Deworming must be done once in 4 or 6 months correctly
Make a conscious effort
never to skip a meal and always eat properly balanced
Eat plenty of fresh
fruits and salad whenever possible as vitamin B &
C helps in increasing iron absorption into the body. Dried
dates and raisins are also a good source of iron and easy
to carry so snack on these whenever possible.
Specifically ask for whole wheat bread and whole cereals
like corn flakes or wheat flakes for breakfast along with
milk and egg. Add a fruit to this. White bread and rice
items are very poor in iron content.
At lunch try to eat chapatti but if not available eat
rice but make sure there is dhal with it and if possible
fish.
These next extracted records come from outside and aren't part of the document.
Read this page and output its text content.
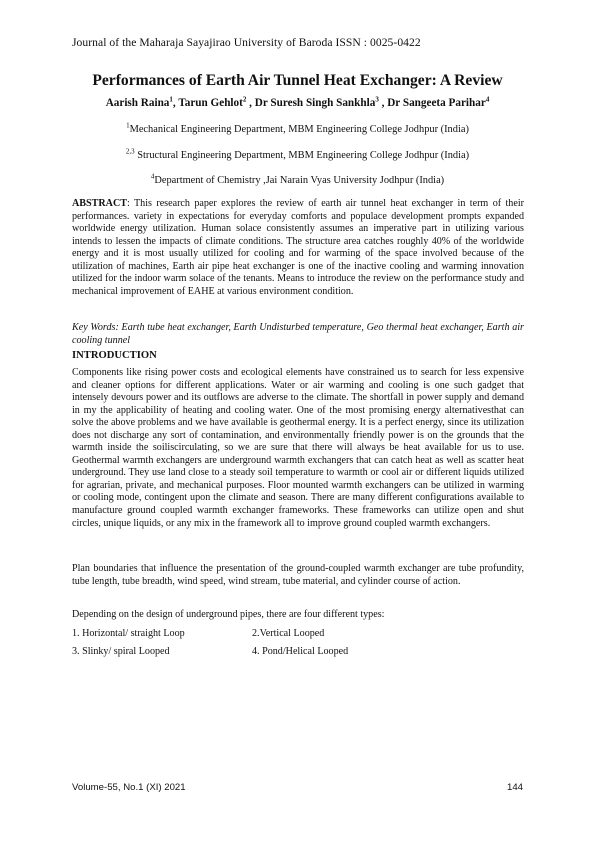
Journal of the Maharaja Sayajirao University of Baroda ISSN : 0025-0422
Performances of Earth Air Tunnel Heat Exchanger: A Review
Aarish Raina$^1$, Tarun Gehlot$^2$ , Dr Suresh Singh Sankhla$^3$ , Dr Sangeeta Parihar$^4$
$^1$Mechanical Engineering Department, MBM Engineering College Jodhpur (India)
$^{2,3}$ Structural Engineering Department, MBM Engineering College Jodhpur (India)
$^4$Department of Chemistry ,Jai Narain Vyas University Jodhpur (India)

ABSTRACT: This research paper explores the review of earth air tunnel heat exchanger in term of their performances. variety in expectations for everyday comforts and populace development prompts expanded worldwide energy utilization. Human solace consistently assumes an imperative part in utilizing various intends to lessen the impacts of climate conditions. The structure area catches roughly 40% of the worldwide energy and it is most usually utilized for cooling and for warming of the space involved because of the utilization of machines, Earth air pipe heat exchanger is one of the inactive cooling and warming innovation utilized for the indoor warm solace of the tenants. Means to introduce the review on the performance study and mechanical improvement of EAHE at various environment condition.

Key Words: Earth tube heat exchanger, Earth Undisturbed temperature, Geo thermal heat exchanger, Earth air cooling tunnel
INTRODUCTION

Components like rising power costs and ecological elements have constrained us to search for less expensive and cleaner options for different applications. Water or air warming and cooling is one such gadget that intensely devours power and its outflows are adverse to the climate. The shortfall in power supply and demand in my the applicability of heating and cooling water. One of the most promising energy alternativesthat can solve the above problems and we have available is geothermal energy. It is a perfect energy, since its utilization does not discharge any sort of contamination, and environmentally friendly power is on the grounds that the warmth inside the soiliscirculating, so we are sure that there will always be heat available for us to use. Geothermal warmth exchangers are underground warmth exchangers that can catch heat as well as scatter heat underground. They use land close to a steady soil temperature to warmth or cool air or different liquids utilized for agrarian, private, and mechanical purposes. Floor mounted warmth exchangers can be utilized in warming or cooling mode, contingent upon the climate and season. There are many different configurations available to manufacture ground coupled warmth exchanger frameworks. These frameworks can utilize open and shut circles, unique liquids, or any mix in the framework all to improve ground coupled warmth exchangers.

Plan boundaries that influence the presentation of the ground-coupled warmth exchanger are tube profundity, tube length, tube breadth, wind speed, wind stream, tube material, and cylinder course of action.

Depending on the design of underground pipes, there are four different types:

1. Horizontal/ straight Loop	2.Vertical Looped
3. Slinky/ spiral Looped	4. Pond/Helical Looped
Volume-55, No.1 (XI) 2021	144
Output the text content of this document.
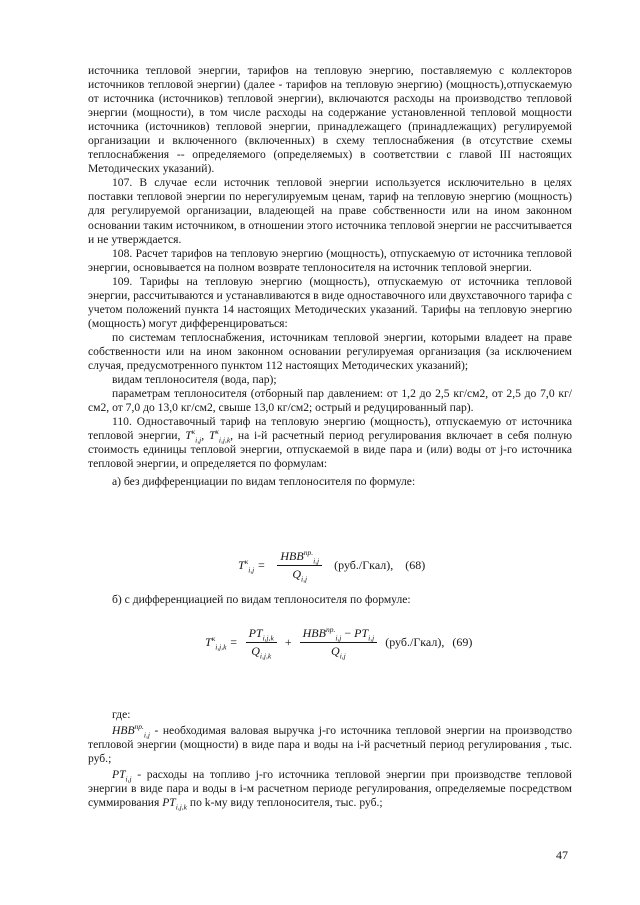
источника тепловой энергии, тарифов на тепловую энергию, поставляемую с коллекторов источников тепловой энергии) (далее - тарифов на тепловую энергию) (мощность),отпускаемую от источника (источников) тепловой энергии), включаются расходы на производство тепловой энергии (мощности), в том числе расходы на содержание установленной тепловой мощности источника (источников) тепловой энергии, принадлежащего (принадлежащих) регулируемой организации и включенного (включенных) в схему теплоснабжения (в отсутствие схемы теплоснабжения -- определяемого (определяемых) в соответствии с главой III настоящих Методических указаний).

107. В случае если источник тепловой энергии используется исключительно в целях поставки тепловой энергии по нерегулируемым ценам, тариф на тепловую энергию (мощность) для регулируемой организации, владеющей на праве собственности или на ином законном основании таким источником, в отношении этого источника тепловой энергии не рассчитывается и не утверждается.

108. Расчет тарифов на тепловую энергию (мощность), отпускаемую от источника тепловой энергии, основывается на полном возврате теплоносителя на источник тепловой энергии.

109. Тарифы на тепловую энергию (мощность), отпускаемую от источника тепловой энергии, рассчитываются и устанавливаются в виде одноставочного или двухставочного тарифа с учетом положений пункта 14 настоящих Методических указаний. Тарифы на тепловую энергию (мощность) могут дифференцироваться:

по системам теплоснабжения, источникам тепловой энергии, которыми владеет на праве собственности или на ином законном основании регулируемая организация (за исключением случая, предусмотренного пунктом 112 настоящих Методических указаний);

видам теплоносителя (вода, пар);

параметрам теплоносителя (отборный пар давлением: от 1,2 до 2,5 кг/см2, от 2,5 до 7,0 кг/см2, от 7,0 до 13,0 кг/см2, свыше 13,0 кг/см2; острый и редуцированный пар).

110. Одноставочный тариф на тепловую энергию (мощность), отпускаемую от источника тепловой энергии, $T^к_{i,j}$, $T^к_{i,j,k}$, на i-й расчетный период регулирования включает в себя полную стоимость единицы тепловой энергии, отпускаемой в виде пара и (или) воды от j-го источника тепловой энергии, и определяется по формулам:

а) без дифференциации по видам теплоносителя по формуле:

$T^к_{i,j} = \frac{HBB^{пр.}_{i,j}}{Q_{i,j}}$ (руб./Гкал), (68)

б) с дифференциацией по видам теплоносителя по формуле:

$T^к_{i,j,k} = \frac{PT_{i,j,k}}{Q_{i,j,k}} + \frac{HBB^{пр.}_{i,j} - PT_{i,j}}{Q_{i,j}}$ (руб./Гкал), (69)

где:

$HBB^{пр.}_{i,j}$ - необходимая валовая выручка j-го источника тепловой энергии на производство тепловой энергии (мощности) в виде пара и воды на i-й расчетный период регулирования , тыс. руб.;

$PT_{i,j}$ - расходы на топливо j-го источника тепловой энергии при производстве тепловой энергии в виде пара и воды в i-м расчетном периоде регулирования, определяемые посредством суммирования $PT_{i,j,k}$ по k-му виду теплоносителя, тыс. руб.;

47
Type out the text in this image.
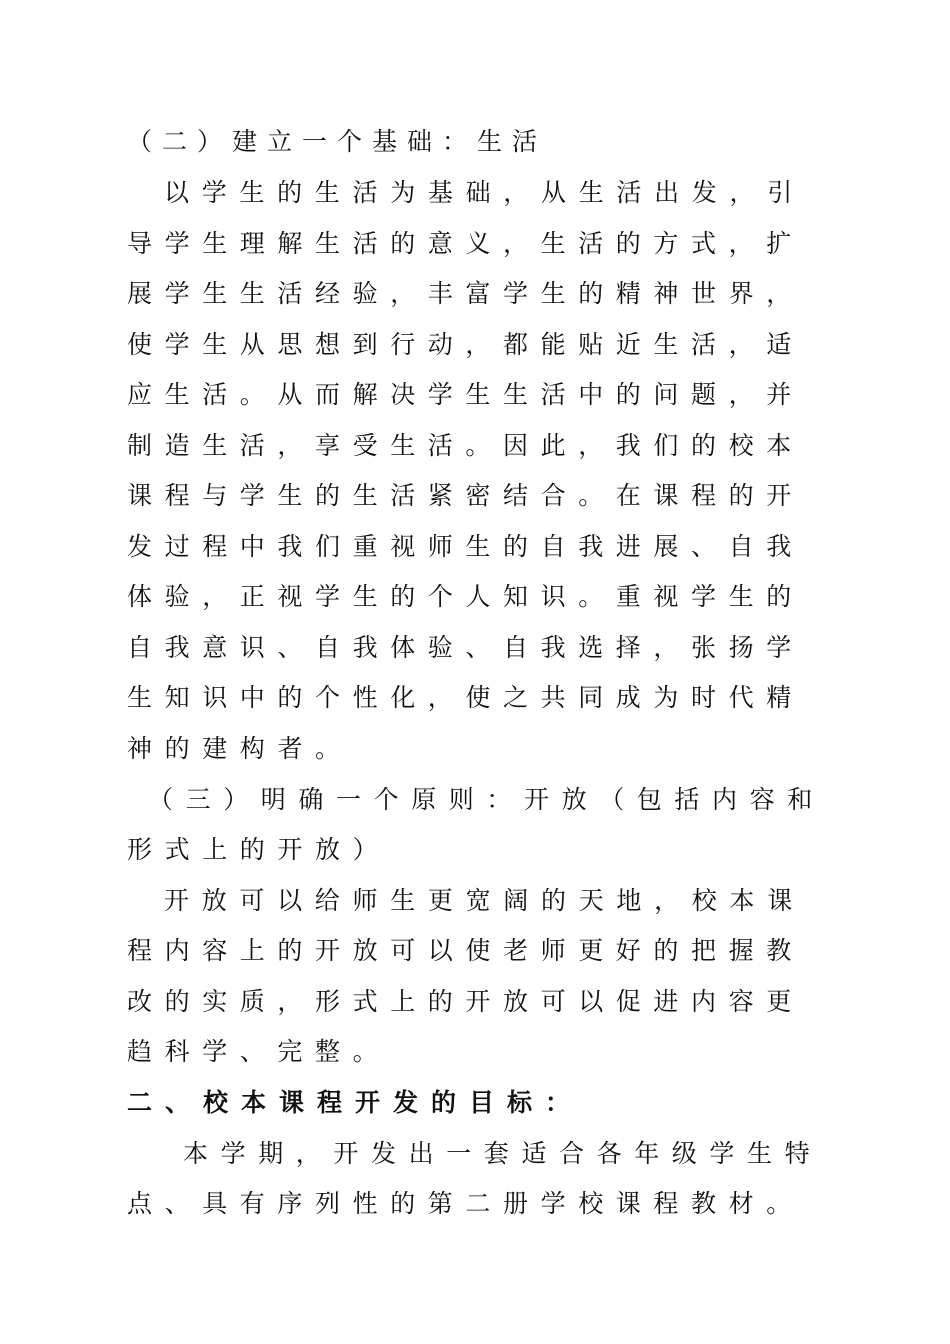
（二）建立一个基础：生活
以学生的生活为基础，从生活出发，引
导学生理解生活的意义，生活的方式，扩
展学生生活经验，丰富学生的精神世界，
使学生从思想到行动，都能贴近生活，适
应生活。从而解决学生生活中的问题，并
制造生活，享受生活。因此，我们的校本
课程与学生的生活紧密结合。在课程的开
发过程中我们重视师生的自我进展、自我
体验，正视学生的个人知识。重视学生的
自我意识、自我体验、自我选择，张扬学
生知识中的个性化，使之共同成为时代精
神的建构者。
（三）明确一个原则：开放（包括内容和
形式上的开放）
开放可以给师生更宽阔的天地，校本课
程内容上的开放可以使老师更好的把握教
改的实质，形式上的开放可以促进内容更
趋科学、完整。
二、校本课程开发的目标：
本学期，开发出一套适合各年级学生特
点、具有序列性的第二册学校课程教材。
Make sure you eat some vegetable, salad and fruit
as B and C vitamins help to increase the iron absorption.
If eating sandwiches ask for them to be made with whole
wheat bread and filled with cheese, egg or chicken. Definitely
eat some salad or fruit with the sandwich.
At dinner again try to get chapatti but if not possible
eat whole wheat bread or whole-wheat pasta which is brown
in colour. Try to eat dhal or channa (called chick pea
abroad) with the chapatti or ask for a lentil soup. Eat
plenty of boiled vegetables and salad with dinner and
try to eat fruits as dessert rather than fatty sweets.
Non-fat yogurt may be eaten both with lunch and dinner.